= Seth Parks =

Seth Parks (born August 21, 1984, in Waterville, Maine) is an American glass artist. Parks' work is displayed at such places as the Black Ensemble Theater Company (Chicago, IL); Buddha Sky Garden (Delray Beach, FL); and the Beverly Hills home of Saudi royalty.

== Career ==

After graduating high school in Augusta, Maine in 2003, Parks found a local glass artist giving lessons and he took a class. It was during that single class that Parks discovered his passion for glass and knew that's what he wanted his career to be. He soon signed up for more classes at Snow Farm, a craft school, in western Massachusetts.

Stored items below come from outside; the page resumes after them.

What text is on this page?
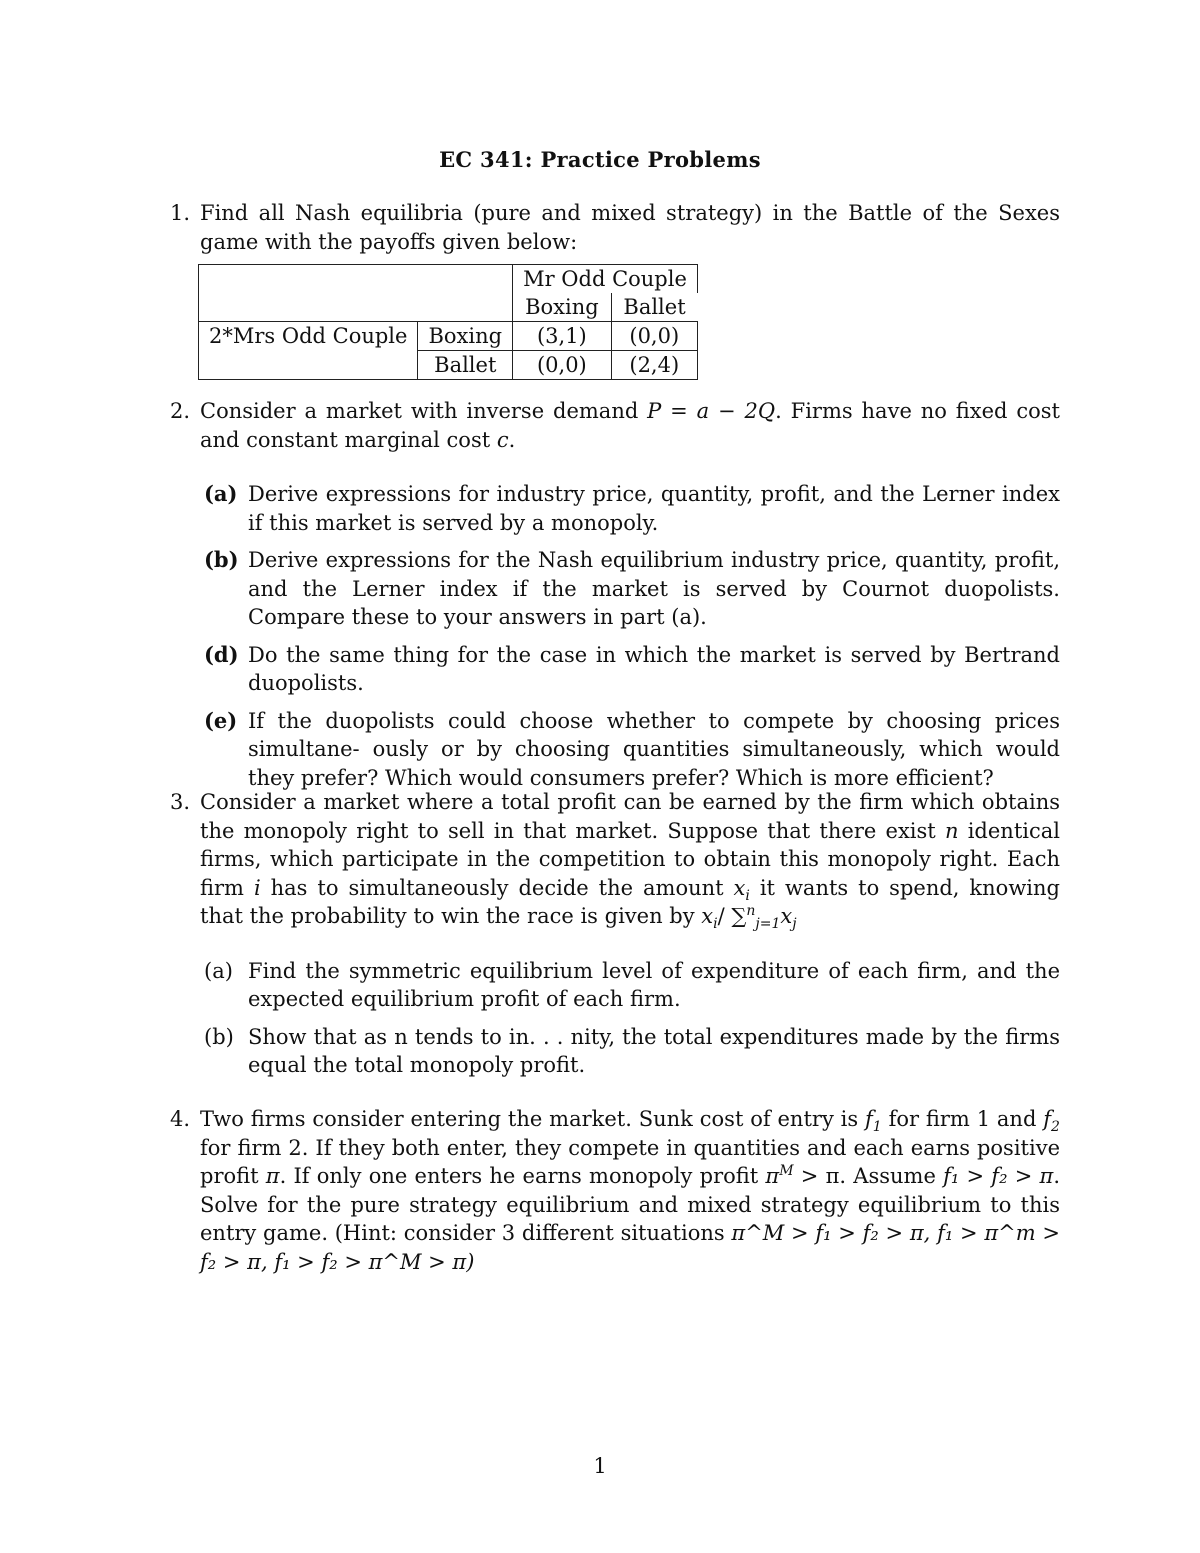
EC 341: Practice Problems
1. Find all Nash equilibria (pure and mixed strategy) in the Battle of the Sexes game with the payoffs given below:
		Mr Odd Couple	
		Boxing	Ballet
2*Mrs Odd Couple	Boxing	(3,1)	(0,0)
	Ballet	(0,0)	(2,4)
2. Consider a market with inverse demand P = a − 2Q. Firms have no fixed cost and constant marginal cost c.
(a) Derive expressions for industry price, quantity, profit, and the Lerner index if this market is served by a monopoly.
(b) Derive expressions for the Nash equilibrium industry price, quantity, profit, and the Lerner index if the market is served by Cournot duopolists. Compare these to your answers in part (a).
(d) Do the same thing for the case in which the market is served by Bertrand duopolists.
(e) If the duopolists could choose whether to compete by choosing prices simultane- ously or by choosing quantities simultaneously, which would they prefer? Which would consumers prefer? Which is more efficient?
3. Consider a market where a total profit can be earned by the firm which obtains the monopoly right to sell in that market. Suppose that there exist n identical firms, which participate in the competition to obtain this monopoly right. Each firm i has to simultaneously decide the amount $x_i$ it wants to spend, knowing that the probability to win the race is given by $x_i/$ $\sum^n_{j=1}x_j$
(a) Find the symmetric equilibrium level of expenditure of each firm, and the expected equilibrium profit of each firm.
(b) Show that as n tends to in. . . nity, the total expenditures made by the firms equal the total monopoly profit.
4. Two firms consider entering the market. Sunk cost of entry is $f_1$ for firm 1 and $f_2$ for firm 2. If they both enter, they compete in quantities and each earns positive profit π. If only one enters he earns monopoly profit $\pi^M > \pi$. Assume f₁ > f₂ > π. Solve for the pure strategy equilibrium and mixed strategy equilibrium to this entry game. (Hint: consider 3 different situations π^M > f₁ > f₂ > π, f₁ > π^m > f₂ > π, f₁ > f₂ > π^M > π)
1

After taking several classes he decided to set up his own studio in Whitefield, Maine in 2004. In 2004–2005, he studied at The Studio of The Corning Museum of Glass with Italian glass maestros Elio Quarisa and Cesare Toffolo, William Gudenrath, and Jesse Kohl. He also studied with Jay Musler at Penland School of Crafts, and Sally Prach at Pilchuck Glass School.

=== Artistic focus ===
Parks' work has always been inspired by nature. In the early days, Parks focused on making intricate wine goblets with sea creatures, flowers and animals. From there he went on to create vases, perfume bottles, and marbles, many of which had frogs, flowers, and sea life. A couple of years after moving his studio to the Los Angeles area in 2007, Parks began designing and creating hand blown glass chandeliers, pendants, wall sconces and sculptures. With chandelier names like Anemone and Bella Fiore, Parks has stayed true to his nature themes.